You run into terms like VO2max, Anaerobic Threshold, O2 saturation, fatigue index, M.A.S. etc.

It sounds complicated.

With all of this running through your head, you may ask yourself, "Where do I get started?"

The answer is simple:

The Cardiac Output Method (or plain vanilla low-intensity aerobic activity).

20-90min sessions of some kind of high turnover/low impact/cyclical activity. 
Your heart rate should stay somewhere between 130-150bpm.  
Running, swimming, rowing, riding, or skipping are movements that work well.
This method lends itself well to circuits (Row, then Bike, then Run, repeat), and you can measure progress by increasing pace/power/distance at similar heart rates.

Because it's only a bit faster than a conversational pace, the Cardiac Output method often gets tossed aside because it doesn't "feel" overly challenging. 

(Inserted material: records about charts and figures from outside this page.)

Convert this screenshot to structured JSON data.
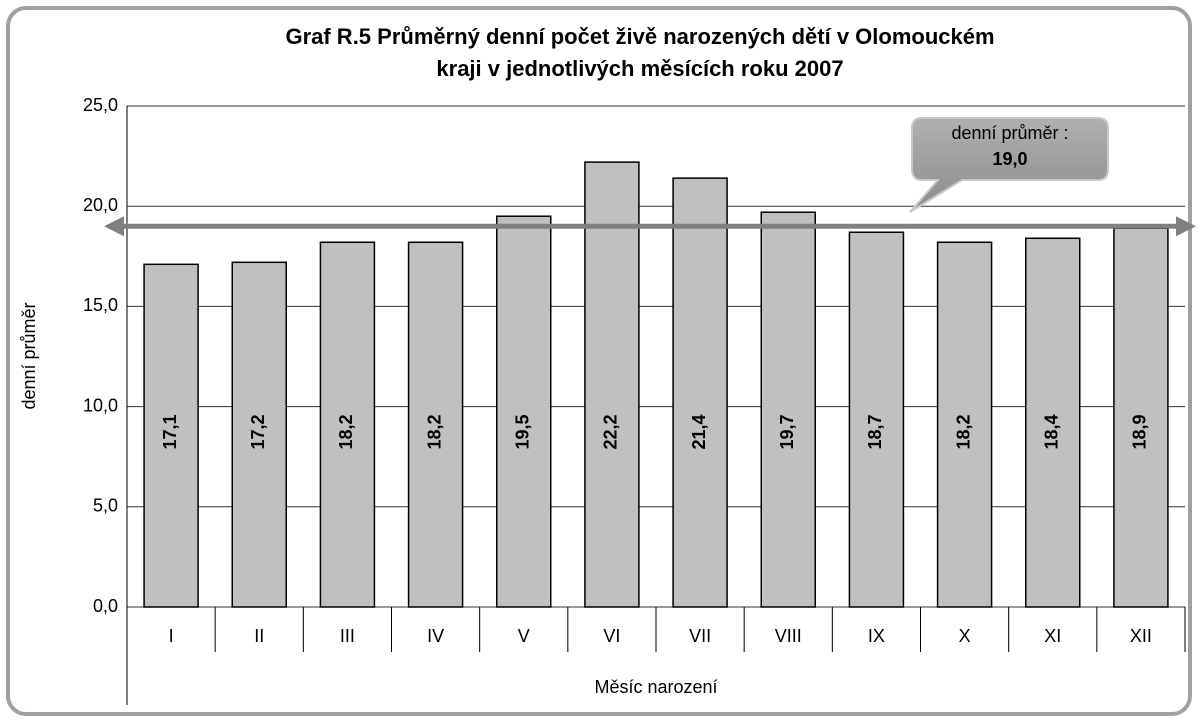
{
  "chart_data": {
    "type": "bar",
    "title": [
      "Graf R.5  Průměrný denní počet živě narozených dětí v Olomouckém",
      "kraji v jednotlivých měsících roku 2007"
    ],
    "y_label": "denní průměr",
    "x_label": "Měsíc narození",
    "categories": [
      "I",
      "II",
      "III",
      "IV",
      "V",
      "VI",
      "VII",
      "VIII",
      "IX",
      "X",
      "XI",
      "XII"
    ],
    "values": [
      17.1,
      17.2,
      18.2,
      18.2,
      19.5,
      22.2,
      21.4,
      19.7,
      18.7,
      18.2,
      18.4,
      18.9
    ],
    "value_labels": [
      "17,1",
      "17,2",
      "18,2",
      "18,2",
      "19,5",
      "22,2",
      "21,4",
      "19,7",
      "18,7",
      "18,2",
      "18,4",
      "18,9"
    ],
    "color": "#c0c0c0",
    "ylim": [
      0,
      25
    ],
    "yticks": [
      {
        "value": 0,
        "label": "0,0"
      },
      {
        "value": 5,
        "label": "5,0"
      },
      {
        "value": 10,
        "label": "10,0"
      },
      {
        "value": 15,
        "label": "15,0"
      },
      {
        "value": 20,
        "label": "20,0"
      },
      {
        "value": 25,
        "label": "25,0"
      }
    ],
    "grid": true,
    "average": {
      "value": 19.0,
      "label": "19,0",
      "text": "denní průměr :"
    }
  }
}
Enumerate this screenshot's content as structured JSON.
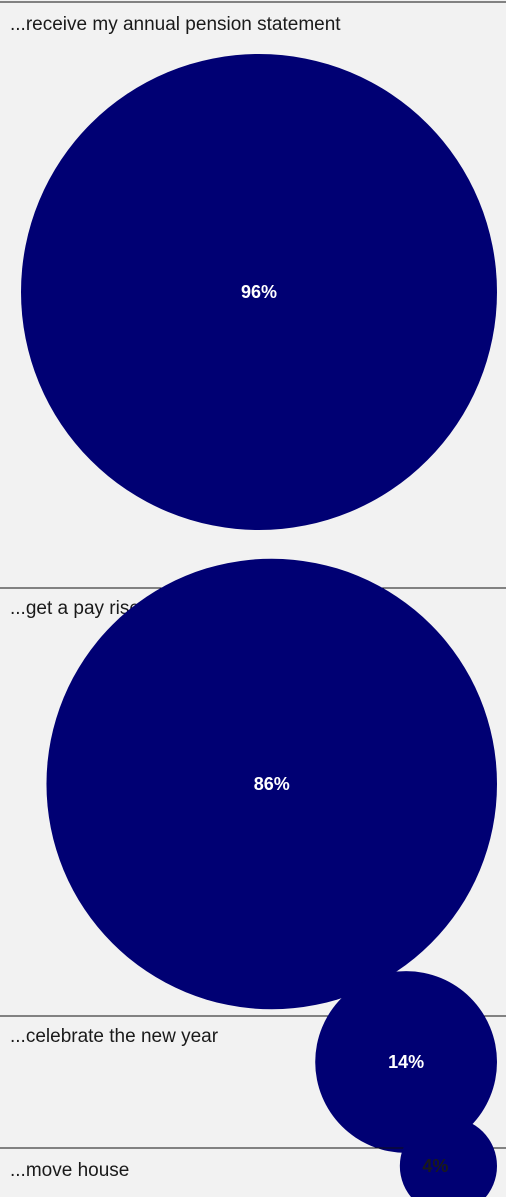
{
  "chart_data": {
    "type": "bubble",
    "title": "",
    "bubble_color": "#000073",
    "categories": [
      "...receive my annual pension statement",
      "...get a pay rise",
      "...celebrate the new year",
      "...move house"
    ],
    "values": [
      96,
      86,
      14,
      4
    ],
    "value_labels": [
      "96%",
      "86%",
      "14%",
      "4%"
    ]
  }
}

This is too bad because Cardiac Output is the way to go to build a solid aerobic base.  

It does this by causing an adaptation in the heart to increase its left ventricle's internal diameter and allows it to pump a higher volume of blood with each stroke. 

This results in a lower resting heart rate, lower working heart rates, lowered blood pressure, and it helps increase work capacity.

There are a lot of wins there.

Suppose your resting heart rate is above 60 beats per minute. In that case, the general recommendation is 1-3 Cardiac Output sessions a week to widen your aerobic base.

If your resting heart rate is below 60 beats per minute, Cardiac Output work still has value; however, your sessions can be less frequent, and you can start to layer in higher output conditioning methods into your routine.